En ville

2015-2016, la vidéosurveillance en deux étapes

Une quarantaine d’habitants assistait, le 4 février, à une réunion publique sur la sécurité, animée par deux adjoints au maire et par le commissaire central.
Caméra de vdéosurveillance
Caméra de vdéosurveillance


Mercredi 4 février, la salle de résistance de la mairie accueillait une réunion publique sur la sécurité dans le secteur République/Gare. Laurent Russier, maire-adjoint en charge de ce quartier, Slimane Rabahallah, maire adjoint à la tranquillité publique, et David Le Bars, commissaire central de Saint-Denis, étaient présents pour répondre aux questions d’une quarantaine d’habitants.


Les participants ont rappelé les problématiques de ce quartier, qui constituent « un chantier immense et urgent » (M.Russier) : le trafic de stupéfiants, endémique à plusieurs endroits ; les attroupements alcoolisés dans les halls des immeubles et dans les rues, vers la gare mais aussi autour de la place des Tilleuls et le long du boulevard Sembat ; les vols avec violence, particulièrement nombreux dans ce secteur dense.


En ce qui concerne le trafic de drogues, le commissaire divisionnaire a expliqué que la police nationale se concentre, dans un souci d’efficacité, sur les réseaux de trafiquants, c’est-à-dire sur des enquêtes longues, peu visibles. Mais le trafic reprend vite. La rue du Corbillon en est un bon exemple. Après avoir été démantelée, l’activité illicite y a repris depuis. Quant aux vols avec violence, dix mineurs qui sévissaient en bande organisée autour de la place du Caquet ont été arrêtés il y a peu, et le nombre de faits a chuté, selon le commissaire.

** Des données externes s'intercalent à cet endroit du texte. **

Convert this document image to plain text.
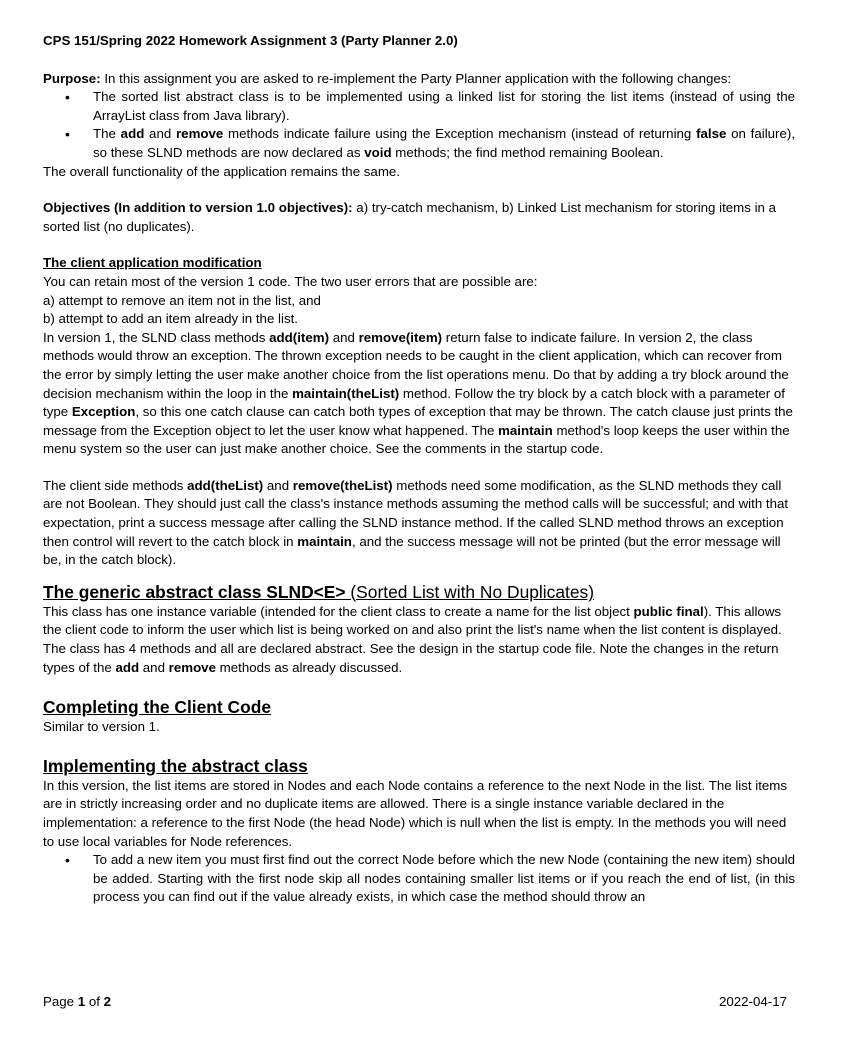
CPS 151/Spring 2022 Homework Assignment 3 (Party Planner 2.0)

Purpose: In this assignment you are asked to re-implement the Party Planner application with the following changes:

• The sorted list abstract class is to be implemented using a linked list for storing the list items (instead of using the ArrayList class from Java library).
• The add and remove methods indicate failure using the Exception mechanism (instead of returning false on failure), so these SLND methods are now declared as void methods; the find method remaining Boolean.

The overall functionality of the application remains the same.

Objectives (In addition to version 1.0 objectives): a) try-catch mechanism, b) Linked List mechanism for storing items in a sorted list (no duplicates).

The client application modification

You can retain most of the version 1 code. The two user errors that are possible are:

a) attempt to remove an item not in the list, and

b) attempt to add an item already in the list.

In version 1, the SLND class methods add(item) and remove(item) return false to indicate failure. In version 2, the class methods would throw an exception. The thrown exception needs to be caught in the client application, which can recover from the error by simply letting the user make another choice from the list operations menu. Do that by adding a try block around the decision mechanism within the loop in the maintain(theList) method. Follow the try block by a catch block with a parameter of type Exception, so this one catch clause can catch both types of exception that may be thrown. The catch clause just prints the message from the Exception object to let the user know what happened. The maintain method's loop keeps the user within the menu system so the user can just make another choice. See the comments in the startup code.

The client side methods add(theList) and remove(theList) methods need some modification, as the SLND methods they call are not Boolean. They should just call the class's instance methods assuming the method calls will be successful; and with that expectation, print a success message after calling the SLND instance method. If the called SLND method throws an exception then control will revert to the catch block in maintain, and the success message will not be printed (but the error message will be, in the catch block).

The generic abstract class SLND<E> (Sorted List with No Duplicates)

This class has one instance variable (intended for the client class to create a name for the list object public final). This allows the client code to inform the user which list is being worked on and also print the list's name when the list content is displayed.

The class has 4 methods and all are declared abstract. See the design in the startup code file. Note the changes in the return types of the add and remove methods as already discussed.

Completing the Client Code

Similar to version 1.

Implementing the abstract class

In this version, the list items are stored in Nodes and each Node contains a reference to the next Node in the list. The list items are in strictly increasing order and no duplicate items are allowed. There is a single instance variable declared in the implementation: a reference to the first Node (the head Node) which is null when the list is empty. In the methods you will need to use local variables for Node references.

• To add a new item you must first find out the correct Node before which the new Node (containing the new item) should be added. Starting with the first node skip all nodes containing smaller list items or if you reach the end of list, (in this process you can find out if the value already exists, in which case the method should throw an
Page 1 of 2	2022-04-17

Une étude de faisabilité et des visites de terrain

La vidéosurveillance a vite été évoquée par les habitants. Slimane Rabahallah a rappelé qu’une étude de faisabilité et des visites de terrain étaient en cours en vue d’installer des caméras le long de l’axe Caquet-Gare et dans les rues perpendiculaires. « Ne nous faites pas le coup de 2008 ! », ont averti des habitants qui se souviennent d’une étude précédente, restée lettre morte. MM. Rabahallah et Russier se sont engagés à ce que l’équipement soit déployé en deux étapes, en 2015 et 2016. Le commissaire a rappelé que cela pouvait être un outil utile, mais qu’il ne fallait pas en attendre de miracles. La Ville a demandé à ce que le dispositif soit placé sous le contrôle de la police nationale.


M. Le Bars a rappelé aux présents de composer le 17 pour les urgences absolues, mais de laisser une trace écrite, en incluant dans la boucle les différents interlocuteurs (police, ville, bailleurs), pour signaler des problématiques durables, comme les attroupements ou les occupations. Ces problématiques sont complexes : il est possible d’interpeller les individus pour ivresse sur la voie publique ou occupation des espaces communs, mais la réponse pénale est faible. La coopération entre tous les acteurs est nécessaire pour obtenir des résultats. L’arrêté de fermeture des commerces à 20h a notamment été étendu au boulevard Jules-Guesde.


Hélas, les effectifs de police restent limités. La municipale, qui compte 39 agents à ce jour, devrait recevoir 19 renforts en 2015 et 19 autres au cours du mandat. Par contre, les effectifs de la police nationale (à peine 300) n’ont pas augmenté depuis dix ans malgré une population en forte hausse. Laurent Russier a notamment regretté que le dispositif de la Zone de sécurité prioritaire autour de la gare, « qui a donné des résultats depuis 2012 » semble désormais « en stagnation ».


Sébastien Banse


Une réunion publique est également prévue mercredi 11 février, en mairie à 18h30, pour Péri/Langevin.